[cc'd to previous poster]

Rich Ulrich <[EMAIL PROTECTED]> wrote in sci.stat.edu:
>I think I could not blame students for floundering about on this one.
>
>On Thu, 29 Nov 2001 14:39:35 -0500, [EMAIL PROTECTED] (Stan Brown)
>wrote:
>> "The manufacturer of a patent medicine claims that it is 90% 
>> effective(*) in relieving an allergy for a period of 8 hours. In a 
>> sample of 200 people who had the allergy, the medicine provided 
>> relief for 170 people. Determine whether the manufacturer's claim 
>> was legitimate, to the 0.01 significance level."

>I have never asked that as a question in statistics, and 
>it does not have an automatic, idiomatic translation to what I ask.

How would you have phrased the question, then? Though I took this 
one from a book, I'm always looking to improve the phrasing of 
questions I set in quizzes and exams.

>I can expect that it means, "Use a 1% test."  But, for what?

>That claim could NEVER, legitimately, have been *based*  
>on these data.   That is an idea that tries to intrude itself,
>to me, and makes it difficult to address the intended question.

Agreed! My idea, in reading that problem, was that the manufacturer 
claimed something for a product that has been on the market for some 
time, and some independent group, such as a newspaper or TV network, 
did a study to test the claim.

> - By the way, it also bothers me that "90% effective"  is 
>apparently translated as "effective for 90% of the people."
>I wondered if the asterisk was supposed to represent "[sic]".
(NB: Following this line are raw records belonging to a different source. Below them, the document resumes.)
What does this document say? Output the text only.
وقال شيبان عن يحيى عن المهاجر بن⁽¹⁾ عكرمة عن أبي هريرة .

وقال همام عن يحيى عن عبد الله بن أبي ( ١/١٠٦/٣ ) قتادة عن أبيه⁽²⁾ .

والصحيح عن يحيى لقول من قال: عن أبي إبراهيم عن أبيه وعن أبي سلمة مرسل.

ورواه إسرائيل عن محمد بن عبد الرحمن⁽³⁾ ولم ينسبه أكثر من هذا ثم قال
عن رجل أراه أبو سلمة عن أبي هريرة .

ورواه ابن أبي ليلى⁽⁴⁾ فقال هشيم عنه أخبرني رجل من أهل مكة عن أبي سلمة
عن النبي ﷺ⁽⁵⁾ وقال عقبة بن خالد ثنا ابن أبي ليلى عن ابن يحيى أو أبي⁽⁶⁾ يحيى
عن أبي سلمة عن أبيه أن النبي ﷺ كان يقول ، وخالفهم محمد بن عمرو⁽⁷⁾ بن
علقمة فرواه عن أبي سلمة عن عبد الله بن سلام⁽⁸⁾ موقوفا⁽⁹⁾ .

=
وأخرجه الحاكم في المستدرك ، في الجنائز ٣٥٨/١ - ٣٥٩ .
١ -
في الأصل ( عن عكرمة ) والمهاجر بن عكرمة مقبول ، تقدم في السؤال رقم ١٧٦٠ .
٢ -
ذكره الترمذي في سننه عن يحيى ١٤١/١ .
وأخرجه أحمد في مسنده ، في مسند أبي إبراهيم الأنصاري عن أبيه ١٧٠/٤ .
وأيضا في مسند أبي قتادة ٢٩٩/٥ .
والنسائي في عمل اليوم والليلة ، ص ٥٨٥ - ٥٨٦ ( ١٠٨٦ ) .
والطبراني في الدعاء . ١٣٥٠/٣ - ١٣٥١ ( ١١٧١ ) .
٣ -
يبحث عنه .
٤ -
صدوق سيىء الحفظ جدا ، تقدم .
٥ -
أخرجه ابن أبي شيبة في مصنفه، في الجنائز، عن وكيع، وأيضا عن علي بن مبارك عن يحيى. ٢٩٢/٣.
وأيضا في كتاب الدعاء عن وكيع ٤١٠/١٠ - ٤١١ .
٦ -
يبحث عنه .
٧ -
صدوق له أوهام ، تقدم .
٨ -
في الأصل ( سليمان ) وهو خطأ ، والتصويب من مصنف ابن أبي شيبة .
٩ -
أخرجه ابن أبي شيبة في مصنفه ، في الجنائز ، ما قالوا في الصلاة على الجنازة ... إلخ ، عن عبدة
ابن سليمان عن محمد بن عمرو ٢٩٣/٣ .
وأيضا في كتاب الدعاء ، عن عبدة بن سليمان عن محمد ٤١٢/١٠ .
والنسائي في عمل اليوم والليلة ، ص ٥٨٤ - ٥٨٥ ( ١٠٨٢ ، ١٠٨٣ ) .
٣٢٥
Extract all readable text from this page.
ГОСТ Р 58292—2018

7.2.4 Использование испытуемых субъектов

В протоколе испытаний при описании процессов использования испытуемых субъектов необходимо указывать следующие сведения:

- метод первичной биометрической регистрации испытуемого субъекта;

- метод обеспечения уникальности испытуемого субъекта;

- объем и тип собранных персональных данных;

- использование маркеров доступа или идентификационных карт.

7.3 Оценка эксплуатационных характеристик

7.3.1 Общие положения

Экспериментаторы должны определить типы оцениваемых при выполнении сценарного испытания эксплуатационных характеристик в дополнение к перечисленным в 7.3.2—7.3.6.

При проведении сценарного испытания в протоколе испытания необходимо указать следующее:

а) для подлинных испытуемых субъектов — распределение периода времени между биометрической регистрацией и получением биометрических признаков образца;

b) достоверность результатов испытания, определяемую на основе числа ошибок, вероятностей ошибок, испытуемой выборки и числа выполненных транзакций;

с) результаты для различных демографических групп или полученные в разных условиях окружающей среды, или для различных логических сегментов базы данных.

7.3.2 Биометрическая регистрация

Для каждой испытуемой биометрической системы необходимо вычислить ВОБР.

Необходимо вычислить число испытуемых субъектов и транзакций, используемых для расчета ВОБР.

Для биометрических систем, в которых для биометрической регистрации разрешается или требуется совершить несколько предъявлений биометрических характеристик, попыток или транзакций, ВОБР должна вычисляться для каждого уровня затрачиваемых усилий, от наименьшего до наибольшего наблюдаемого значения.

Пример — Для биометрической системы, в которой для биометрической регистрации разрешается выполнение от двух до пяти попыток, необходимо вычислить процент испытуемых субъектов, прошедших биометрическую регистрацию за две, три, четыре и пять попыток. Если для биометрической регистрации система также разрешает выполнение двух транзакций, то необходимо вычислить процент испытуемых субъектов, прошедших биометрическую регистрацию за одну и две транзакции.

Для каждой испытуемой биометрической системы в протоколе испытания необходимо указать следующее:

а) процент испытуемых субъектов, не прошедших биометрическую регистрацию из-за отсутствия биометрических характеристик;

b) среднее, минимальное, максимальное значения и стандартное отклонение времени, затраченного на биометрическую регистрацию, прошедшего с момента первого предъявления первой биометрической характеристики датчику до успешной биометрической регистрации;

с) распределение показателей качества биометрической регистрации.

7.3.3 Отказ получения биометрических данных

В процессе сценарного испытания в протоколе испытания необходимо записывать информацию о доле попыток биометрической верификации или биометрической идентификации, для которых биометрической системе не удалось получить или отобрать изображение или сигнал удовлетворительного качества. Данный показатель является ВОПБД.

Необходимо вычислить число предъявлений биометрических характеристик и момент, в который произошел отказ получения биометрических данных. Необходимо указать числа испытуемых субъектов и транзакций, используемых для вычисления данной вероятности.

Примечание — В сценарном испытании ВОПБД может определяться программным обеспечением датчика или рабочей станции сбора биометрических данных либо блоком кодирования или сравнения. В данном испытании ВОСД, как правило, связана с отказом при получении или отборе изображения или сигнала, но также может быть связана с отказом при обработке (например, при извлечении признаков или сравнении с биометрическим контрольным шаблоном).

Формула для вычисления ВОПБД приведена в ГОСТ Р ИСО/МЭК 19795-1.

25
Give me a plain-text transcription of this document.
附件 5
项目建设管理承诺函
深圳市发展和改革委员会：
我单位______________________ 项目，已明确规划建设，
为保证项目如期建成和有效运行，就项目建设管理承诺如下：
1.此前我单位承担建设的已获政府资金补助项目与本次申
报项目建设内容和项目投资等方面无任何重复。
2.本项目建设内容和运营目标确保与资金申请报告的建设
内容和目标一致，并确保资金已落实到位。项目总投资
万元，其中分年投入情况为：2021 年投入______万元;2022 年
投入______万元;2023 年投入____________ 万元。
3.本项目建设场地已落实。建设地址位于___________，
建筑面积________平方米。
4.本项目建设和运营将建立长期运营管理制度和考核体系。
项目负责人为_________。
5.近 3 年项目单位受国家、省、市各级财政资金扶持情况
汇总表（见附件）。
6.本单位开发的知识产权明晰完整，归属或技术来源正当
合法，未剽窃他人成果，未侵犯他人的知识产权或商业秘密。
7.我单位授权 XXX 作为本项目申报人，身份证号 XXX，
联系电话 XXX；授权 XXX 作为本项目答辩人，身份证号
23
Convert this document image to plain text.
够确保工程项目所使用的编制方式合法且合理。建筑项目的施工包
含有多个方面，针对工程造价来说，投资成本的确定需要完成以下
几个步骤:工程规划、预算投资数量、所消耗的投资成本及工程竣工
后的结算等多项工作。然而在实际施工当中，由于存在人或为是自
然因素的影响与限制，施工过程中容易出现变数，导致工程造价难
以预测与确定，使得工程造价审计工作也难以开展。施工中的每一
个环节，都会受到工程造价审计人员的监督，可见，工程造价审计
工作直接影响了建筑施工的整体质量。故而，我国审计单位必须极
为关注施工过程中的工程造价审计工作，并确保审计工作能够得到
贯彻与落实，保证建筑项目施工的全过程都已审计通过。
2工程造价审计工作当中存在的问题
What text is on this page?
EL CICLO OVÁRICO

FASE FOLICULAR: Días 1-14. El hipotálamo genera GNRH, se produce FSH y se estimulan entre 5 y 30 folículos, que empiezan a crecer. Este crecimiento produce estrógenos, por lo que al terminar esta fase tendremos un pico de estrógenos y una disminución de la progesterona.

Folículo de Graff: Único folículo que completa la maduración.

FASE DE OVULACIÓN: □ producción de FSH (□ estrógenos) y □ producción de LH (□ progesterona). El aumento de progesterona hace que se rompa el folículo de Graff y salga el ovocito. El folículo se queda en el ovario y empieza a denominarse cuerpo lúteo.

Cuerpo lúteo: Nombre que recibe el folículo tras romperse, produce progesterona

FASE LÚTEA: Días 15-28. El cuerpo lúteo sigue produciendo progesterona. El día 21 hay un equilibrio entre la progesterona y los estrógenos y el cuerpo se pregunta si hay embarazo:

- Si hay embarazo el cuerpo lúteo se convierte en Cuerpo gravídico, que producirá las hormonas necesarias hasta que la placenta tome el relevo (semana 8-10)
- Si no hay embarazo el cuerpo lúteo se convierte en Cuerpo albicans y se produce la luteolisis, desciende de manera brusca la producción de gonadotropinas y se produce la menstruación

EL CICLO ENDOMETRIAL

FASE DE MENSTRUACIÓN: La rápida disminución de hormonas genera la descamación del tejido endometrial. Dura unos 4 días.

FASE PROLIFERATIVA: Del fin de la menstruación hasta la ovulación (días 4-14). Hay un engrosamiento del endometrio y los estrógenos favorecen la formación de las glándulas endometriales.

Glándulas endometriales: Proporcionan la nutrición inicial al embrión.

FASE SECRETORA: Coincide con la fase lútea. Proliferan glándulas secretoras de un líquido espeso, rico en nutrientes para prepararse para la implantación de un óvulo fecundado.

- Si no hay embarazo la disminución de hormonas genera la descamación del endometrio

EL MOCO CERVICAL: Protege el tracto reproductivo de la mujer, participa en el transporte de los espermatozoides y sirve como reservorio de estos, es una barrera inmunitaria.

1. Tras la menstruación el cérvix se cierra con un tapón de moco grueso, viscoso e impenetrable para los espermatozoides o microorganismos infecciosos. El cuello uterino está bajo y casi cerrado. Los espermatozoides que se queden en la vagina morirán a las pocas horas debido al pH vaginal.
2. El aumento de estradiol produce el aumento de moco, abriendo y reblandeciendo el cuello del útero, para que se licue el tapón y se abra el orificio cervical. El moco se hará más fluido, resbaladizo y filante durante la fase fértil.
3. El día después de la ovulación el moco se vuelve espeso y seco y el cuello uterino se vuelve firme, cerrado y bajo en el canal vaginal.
The asterisk led to my note defining it as relieving symptoms for 
90% of people who use it, and asking students to think whether the 
claim would also be true if it relieved symptoms for more than 90%. 
(I think the real-world answer is clearly Yes: If a product is 
claimed to help 90% of people and it actually helps 93%, we do not 
say the claim was false.)

-- 
Stan Brown, Oak Road Systems, Cortland County, New York, USA
                                          http://oakroadsystems.com
My reply address is correct as is. The courtesy of providing a correct
reply address is more important to me than time spent deleting spam.